What is Return On Capital Employed (ROCE)?

For those that aren't sure what ROCE is, it measures the amount of pre-tax profits a company can generate from the capital employed in its business. Analysts use this formula to calculate it for Avation:

Return on Capital Employed = Earnings Before Interest and Tax (EBIT) ÷ (Total Assets - Current Liabilities)

0.064 = US$57m ÷ (US$1.4b - US$467m) (Based on the trailing twelve months to December 2020).

Therefore, Avation has an ROCE of 6.4%. In absolute terms, that's a low return and it also under-performs the Trade Distributors industry average of 12%.

Check out our latest analysis for Avation

roce
LSE:AVAP Return on Capital Employed April 28th 2021

In the above chart we have measured Avation's prior ROCE against its prior performance, but the future is arguably more important. If you'd like, you can check out the forecasts from the analysts covering Avation here for free.
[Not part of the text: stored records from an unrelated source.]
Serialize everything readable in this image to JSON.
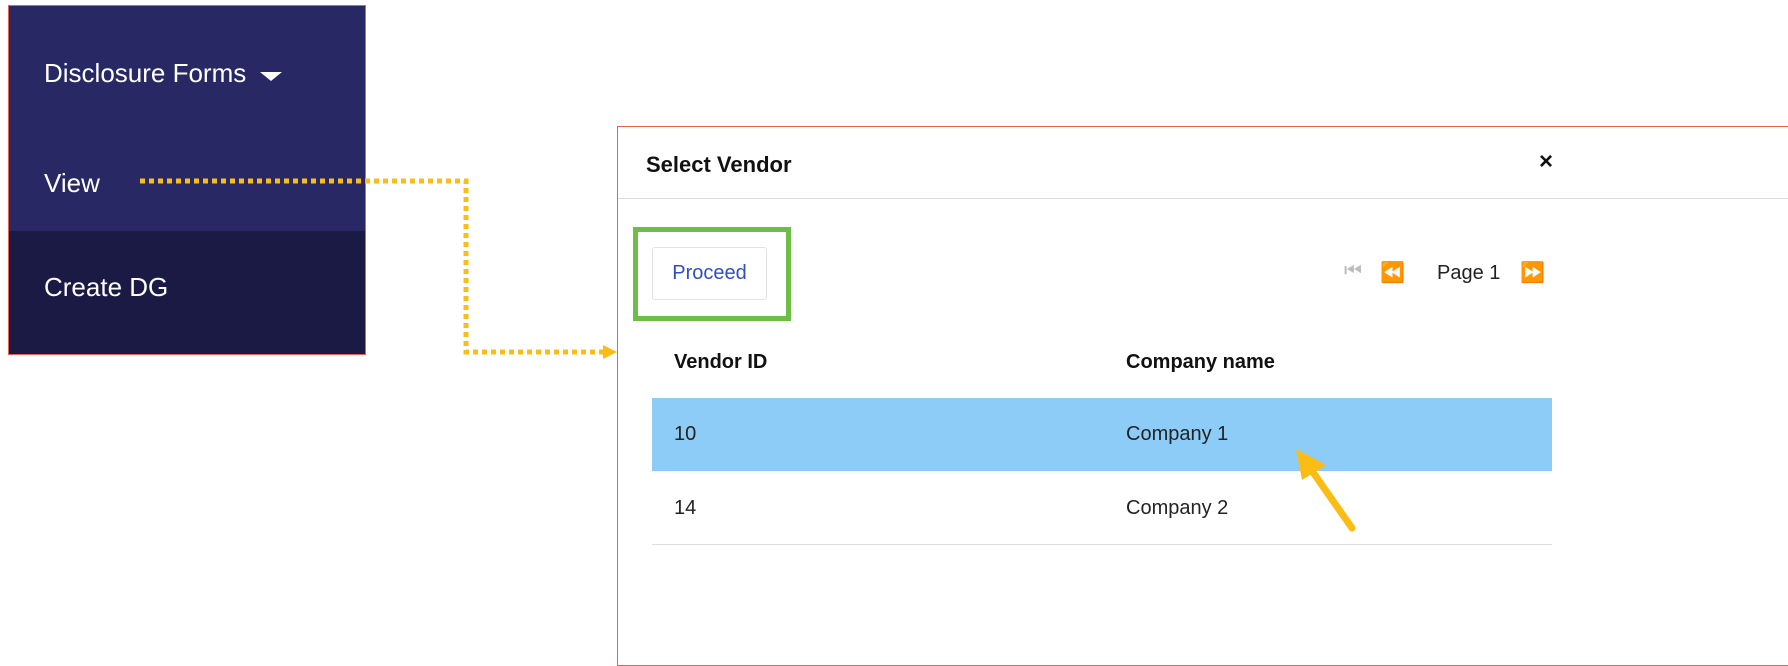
{
  "menu": {
    "header_label": "Disclosure Forms",
    "items": [
      {
        "label": "View"
      },
      {
        "label": "Create DG"
      }
    ]
  },
  "dialog": {
    "title": "Select Vendor",
    "close_label": "×",
    "proceed_label": "Proceed",
    "pagination": {
      "first_glyph": "⏮",
      "prev_glyph": "⏪",
      "page_label": "Page 1",
      "next_glyph": "⏩"
    },
    "table": {
      "columns": [
        "Vendor ID",
        "Company name"
      ],
      "rows": [
        {
          "vendor_id": "10",
          "company": "Company 1",
          "selected": true
        },
        {
          "vendor_id": "14",
          "company": "Company 2",
          "selected": false
        }
      ]
    }
  },
  "colors": {
    "menu_bg": "#272864",
    "menu_active_bg": "#1b1a45",
    "selected_row": "#8dccf6",
    "highlight_border": "#6cbe45",
    "annotation": "#fbbd14",
    "link_blue": "#2f4fbf"
  },
  "icons": [
    "caret-down-icon",
    "close-icon",
    "first-page-icon",
    "prev-page-icon",
    "next-page-icon",
    "annotation-arrow-icon"
  ]
}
What Does the ROCE Trend For Avation Tell Us?

There are better returns on capital out there than what we're seeing at Avation. The company has consistently earned 6.4% for the last five years, and the capital employed within the business has risen 55% in that time. Given the company has increased the amount of capital employed, it appears the investments that have been made simply don't provide a high return on capital.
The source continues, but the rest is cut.